Oleh : Ahmaf Fuadi Akbar
KH Abdurrahman Wahid, yang akrab disapa Gus Dur, meninggalkan warisan yang tak ternilai bagi bangsa Indonesia dalam hal harmonisasi agama dan kebangsaan. Sosoknya yang unik sebagai seorang ulama sekaligus negarawan telah memberikan teladan bagaimana agama dan nasionalisme dapat berjalan beriringan dengan harmonis.
Pluralisme sebagai Jalan Hidup
Gus Dur tidak sekadar berbicara tentang toleransi, tetapi mempraktikkannya dalam kehidupan sehari-hari. Sebagai pemimpin Nahdlatul Ulama (NU), organisasi Islam terbesar di Indonesia, beliau justru dikenal dekat dengan tokoh-tokoh lintas agama. Persahabatannya dengan tokoh-tokoh Katolik, Protestan, Hindu, Buddha, dan Konghucu menunjukkan bahwa perbedaan agama bukanlah penghalang untuk menjalin hubungan yang erat.
Pribumisasi Islam
Salah satu pemikiran brilian Gus Dur adalah konsep “pribumisasi Islam”. Beliau memahami bahwa Islam dapat beradaptasi dengan budaya lokal tanpa kehilangan nilai-nilai fundamentalnya. Pendekatan ini membuat Islam di Indonesia memiliki karakteristik yang unik, dimana nilai-nilai keislaman dapat berdampingan dengan kearifan lokal. Hal ini menjadi contoh bagaimana agama dapat memperkaya, bukan menghapus, identitas budaya suatu bangsa.
Membela yang Tertindas
Gus Dur tidak pernah ragu untuk membela kelompok minoritas dan yang tertindas. Ketika menjabat sebagai Presiden RI, beliau mengakui hak-hak warga Tionghoa dengan mencabut larangan perayaan Imlek dan penggunaan aksara Mandarin. Beliau juga membela penganut Konghucu untuk mendapatkan pengakuan sebagai agama resmi di Indonesia. Keberaniannya membela minoritas membuktikan bahwa pemimpin sejati harus mampu melindungi seluruh warga negara tanpa memandang latar belakang agama dan etnis.
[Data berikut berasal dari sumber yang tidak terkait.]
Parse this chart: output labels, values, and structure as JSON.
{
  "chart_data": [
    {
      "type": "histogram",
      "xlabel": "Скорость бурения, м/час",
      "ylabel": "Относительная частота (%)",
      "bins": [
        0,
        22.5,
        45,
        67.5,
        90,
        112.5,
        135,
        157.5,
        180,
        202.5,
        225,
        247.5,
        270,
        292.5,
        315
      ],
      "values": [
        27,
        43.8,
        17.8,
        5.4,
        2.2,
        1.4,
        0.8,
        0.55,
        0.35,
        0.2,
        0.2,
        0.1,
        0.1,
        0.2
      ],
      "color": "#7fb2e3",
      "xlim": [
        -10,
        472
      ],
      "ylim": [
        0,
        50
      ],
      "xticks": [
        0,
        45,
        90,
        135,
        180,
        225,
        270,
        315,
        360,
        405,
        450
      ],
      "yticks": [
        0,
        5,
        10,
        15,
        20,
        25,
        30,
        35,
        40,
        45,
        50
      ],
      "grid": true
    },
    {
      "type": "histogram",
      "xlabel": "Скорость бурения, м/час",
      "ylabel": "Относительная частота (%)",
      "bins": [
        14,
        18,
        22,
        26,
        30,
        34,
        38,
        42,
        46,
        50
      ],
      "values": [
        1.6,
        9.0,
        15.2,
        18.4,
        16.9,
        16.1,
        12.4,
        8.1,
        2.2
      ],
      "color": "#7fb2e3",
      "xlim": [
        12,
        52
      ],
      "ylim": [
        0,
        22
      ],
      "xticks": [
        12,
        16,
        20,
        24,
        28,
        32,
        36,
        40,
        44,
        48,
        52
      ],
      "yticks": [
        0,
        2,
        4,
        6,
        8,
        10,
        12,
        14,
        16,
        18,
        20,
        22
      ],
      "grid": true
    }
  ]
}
Nasionalisme yang Inklusif
Pemahaman Gus Dur tentang nasionalisme sangat mendalam dan inklusif. Baginya, mencintai bangsa tidak berarti harus memusuhi bangsa lain, dan menjadi religius tidak berarti harus menolak modernitas. Beliau mengajarkan bahwa kekuatan Indonesia justru terletak pada keberagamannya, bukan pada keseragaman. Prinsip “Bhinneka Tunggal Ika” bukan sekadar slogan, tetapi nilai yang harus dihidupi dalam keseharian.
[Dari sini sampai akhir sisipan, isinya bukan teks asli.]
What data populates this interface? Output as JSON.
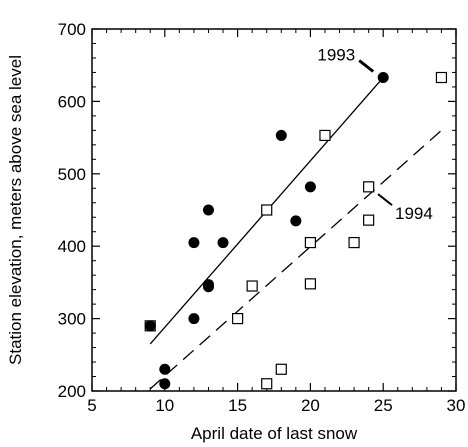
{
  "chart_data": {
    "type": "scatter",
    "title": "",
    "xlabel": "April date of last snow",
    "ylabel": "Station elevation, meters above sea level",
    "xlim": [
      5,
      30
    ],
    "ylim": [
      200,
      700
    ],
    "xticks": [
      "5",
      "10",
      "15",
      "20",
      "25",
      "30"
    ],
    "yticks": [
      "200",
      "300",
      "400",
      "500",
      "600",
      "700"
    ],
    "grid": false,
    "legend": "none",
    "series": [
      {
        "name": "1993",
        "marker": "filled-circle",
        "color": "#000000",
        "points": [
          [
            9,
            290
          ],
          [
            10,
            230
          ],
          [
            10,
            210
          ],
          [
            12,
            405
          ],
          [
            12,
            300
          ],
          [
            13,
            450
          ],
          [
            13,
            347
          ],
          [
            13,
            344
          ],
          [
            14,
            405
          ],
          [
            18,
            553
          ],
          [
            19,
            435
          ],
          [
            20,
            482
          ],
          [
            25,
            633
          ]
        ],
        "fit_line": {
          "style": "solid",
          "x": [
            9,
            25
          ],
          "y": [
            265,
            633
          ]
        }
      },
      {
        "name": "1994",
        "marker": "open-square",
        "color": "#000000",
        "points": [
          [
            9,
            290
          ],
          [
            15,
            300
          ],
          [
            16,
            345
          ],
          [
            17,
            450
          ],
          [
            17,
            210
          ],
          [
            18,
            230
          ],
          [
            20,
            405
          ],
          [
            20,
            348
          ],
          [
            21,
            553
          ],
          [
            23,
            405
          ],
          [
            24,
            482
          ],
          [
            24,
            436
          ],
          [
            29,
            633
          ]
        ],
        "fit_line": {
          "style": "dashed",
          "x": [
            9,
            29
          ],
          "y": [
            203,
            560
          ]
        }
      }
    ],
    "annotations": [
      {
        "text": "1993",
        "series": 0
      },
      {
        "text": "1994",
        "series": 1
      }
    ]
  }
}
Humor sebagai Jembatan Perdamaian
Salah satu cara unik Gus Dur dalam menjembatani perbedaan adalah melalui humor. Di tengah situasi yang tegang, beliau sering menggunakan humor untuk mencairkan suasana dan membuka dialog. Kemampuannya untuk membuat orang tertawa sambil berpikir menunjukkan bahwa perdamaian dan harmoni bisa dicapai dengan cara-cara yang menyenangkan.
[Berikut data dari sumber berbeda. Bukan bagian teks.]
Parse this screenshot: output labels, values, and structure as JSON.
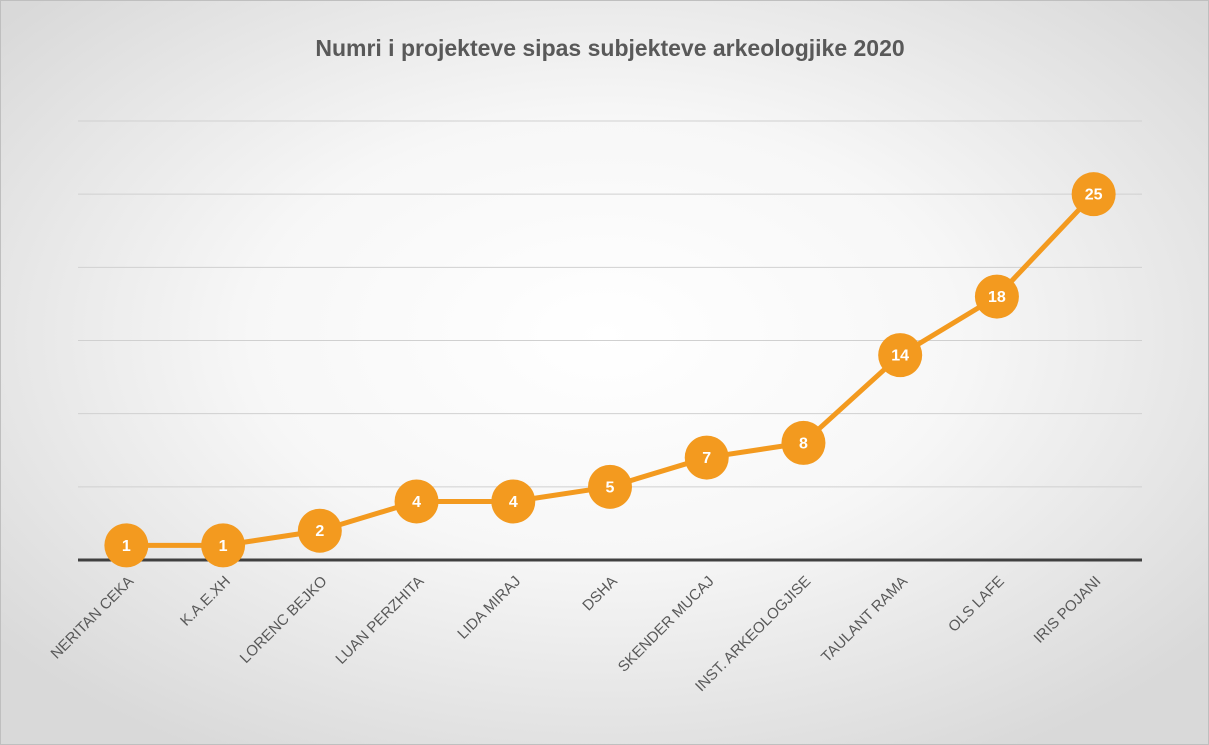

Warisan untuk Generasi Mendatang
Teladan Gus Dur dalam harmonisasi agama dan bangsa masih sangat relevan untuk Indonesia saat ini. Di tengah meningkatnya intoleransi dan ekstremisme, pemikiran dan praktik hidup Gus Dur bisa menjadi panduan. Beliau menunjukkan bahwa menjadi religius tidak berarti harus eksklusif, dan menjadi nasionalis tidak berarti harus anti-agama.
Keteladanan Gus Dur mengajarkan kita bahwa harmonisasi agama dan bangsa bukanlah sesuatu yang mustahil. Diperlukan keberanian untuk keluar dari zona nyaman, keterbukaan untuk menerima perbedaan, dan kebijaksanaan untuk melihat keindahan dalam keberagaman. Warisan pemikiran dan teladan hidupnya akan terus menjadi inspirasi bagi generasi mendatang dalam membangun Indonesia yang damai dan harmonis.